Sin embargo, la conversación en la entonces recién estrenada era atómica tuvo también un aire lúgubre, cuando no apocalíptico. A ello contribuyeron sucesos como la Crisis de los Misiles de Cuba –cuando la Unión Soviética instaló en 1962 misiles nucleares en la isla apuntando a EEUU–, y el conocimiento del efecto devastador que tuvieron las mencionadas bombas sobre las dos ciudades japonesas años antes. El cine fue un claro exponente del cariz de dicha conversación, con películas como la magistral La hora final, Punto límite, ¿Teléfono rojo? Volamos hacia Moscú o El síndrome de China. Incluso en nuestros días impera ese tono en otras producciones de gran éxito, como en las miniseries Manhattan –sobre el Proyecto Manhattan, con el que se construyó la bomba en el desierto de Nuevo México– o Chernóbil. Y es que, con las armas nucleares, no sólo habíamos inventado una herramienta que «nos quita poder» –como teme Harari de la IA–, sino una que tenía capacidad para destruirnos en cuestión de minutos. La lógica, según Robert Oppenheimer, físico responsable del Proyecto Manhattan y protagonista de un muy próximo biopic a manos de Christopher Nolan, era clara: «Cuando ves algo técnicamente atractivo, te pones a pensar qué hacer con ello».
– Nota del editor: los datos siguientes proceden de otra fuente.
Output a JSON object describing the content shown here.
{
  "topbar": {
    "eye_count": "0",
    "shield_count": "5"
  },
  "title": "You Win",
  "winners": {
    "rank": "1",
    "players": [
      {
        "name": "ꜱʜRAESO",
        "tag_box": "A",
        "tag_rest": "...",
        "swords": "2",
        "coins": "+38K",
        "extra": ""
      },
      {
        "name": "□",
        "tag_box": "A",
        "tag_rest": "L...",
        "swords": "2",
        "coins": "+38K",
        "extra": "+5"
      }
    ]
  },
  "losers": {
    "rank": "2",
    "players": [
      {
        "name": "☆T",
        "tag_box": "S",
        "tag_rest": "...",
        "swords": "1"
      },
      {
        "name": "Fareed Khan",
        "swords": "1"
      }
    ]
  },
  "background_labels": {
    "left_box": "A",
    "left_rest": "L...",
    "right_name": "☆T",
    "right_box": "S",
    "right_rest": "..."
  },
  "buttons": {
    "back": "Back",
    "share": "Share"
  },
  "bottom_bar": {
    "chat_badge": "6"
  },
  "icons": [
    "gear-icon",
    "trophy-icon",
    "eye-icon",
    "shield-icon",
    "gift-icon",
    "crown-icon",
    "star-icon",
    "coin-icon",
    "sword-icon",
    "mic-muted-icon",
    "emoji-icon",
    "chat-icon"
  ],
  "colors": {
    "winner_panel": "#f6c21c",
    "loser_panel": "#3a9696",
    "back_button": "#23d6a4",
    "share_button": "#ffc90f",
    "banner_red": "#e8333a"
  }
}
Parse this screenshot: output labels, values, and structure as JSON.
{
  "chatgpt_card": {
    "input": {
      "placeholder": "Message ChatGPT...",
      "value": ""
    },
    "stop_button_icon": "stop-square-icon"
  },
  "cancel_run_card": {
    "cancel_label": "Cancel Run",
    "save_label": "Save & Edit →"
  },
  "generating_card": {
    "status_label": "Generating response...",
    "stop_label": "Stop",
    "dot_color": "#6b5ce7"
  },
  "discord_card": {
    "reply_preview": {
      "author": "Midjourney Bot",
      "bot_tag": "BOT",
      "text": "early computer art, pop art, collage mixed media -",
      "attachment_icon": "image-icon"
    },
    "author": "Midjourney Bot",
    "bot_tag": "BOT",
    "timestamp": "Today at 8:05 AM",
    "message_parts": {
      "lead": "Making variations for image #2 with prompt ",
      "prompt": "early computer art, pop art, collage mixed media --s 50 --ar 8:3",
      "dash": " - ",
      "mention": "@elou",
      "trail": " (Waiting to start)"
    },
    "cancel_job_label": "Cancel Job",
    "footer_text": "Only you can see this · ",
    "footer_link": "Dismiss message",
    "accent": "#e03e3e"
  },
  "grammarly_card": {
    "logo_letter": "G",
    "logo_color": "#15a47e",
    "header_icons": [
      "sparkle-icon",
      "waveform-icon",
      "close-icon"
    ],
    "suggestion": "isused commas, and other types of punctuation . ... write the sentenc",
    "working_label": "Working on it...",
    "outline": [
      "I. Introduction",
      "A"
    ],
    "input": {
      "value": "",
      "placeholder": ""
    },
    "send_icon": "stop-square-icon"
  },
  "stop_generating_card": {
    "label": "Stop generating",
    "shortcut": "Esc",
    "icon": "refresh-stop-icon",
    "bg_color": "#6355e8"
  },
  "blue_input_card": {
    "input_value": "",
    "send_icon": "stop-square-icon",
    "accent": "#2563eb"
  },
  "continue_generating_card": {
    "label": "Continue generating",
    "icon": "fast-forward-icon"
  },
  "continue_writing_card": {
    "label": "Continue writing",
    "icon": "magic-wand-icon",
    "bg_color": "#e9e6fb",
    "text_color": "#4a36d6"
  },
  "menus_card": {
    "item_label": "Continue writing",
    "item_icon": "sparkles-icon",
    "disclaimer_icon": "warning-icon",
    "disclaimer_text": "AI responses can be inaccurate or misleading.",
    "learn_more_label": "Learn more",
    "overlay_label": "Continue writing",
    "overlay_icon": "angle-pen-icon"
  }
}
La investigación y el desarrollo de la IA no se van a detener, pero sí deben ser reguladas y controladas para incentivar los usos potencialmente más beneficiosos, con especial atención a la medicina. Igual que en aquellos momentos con las bombas atómicas, lo esencial no es ya el reto científico-técnico sino el desafío de gobernanza. Entonces, fueron precisamente el peligro y el temor los que impulsaron el diálogo y, después, los acuerdos. La necesidad del multilateralismo no nació entonces ni lo hace ahora de una mayor inclinación a la colaboración, sino de una mayor conciencia del peligro –vivo tras la reciente y devastadora Segunda Guerra Mundial–, más que de las promesas de las oportunidades. Siendo así, quizá no sea tan mala noticia que el cariz de la conversación pública sobre la IA sea igualmente ceniza. Más aún si además nos depara un cine tan bueno como el que nos ofreció –y nos ofrece aún– el miedo nuclear.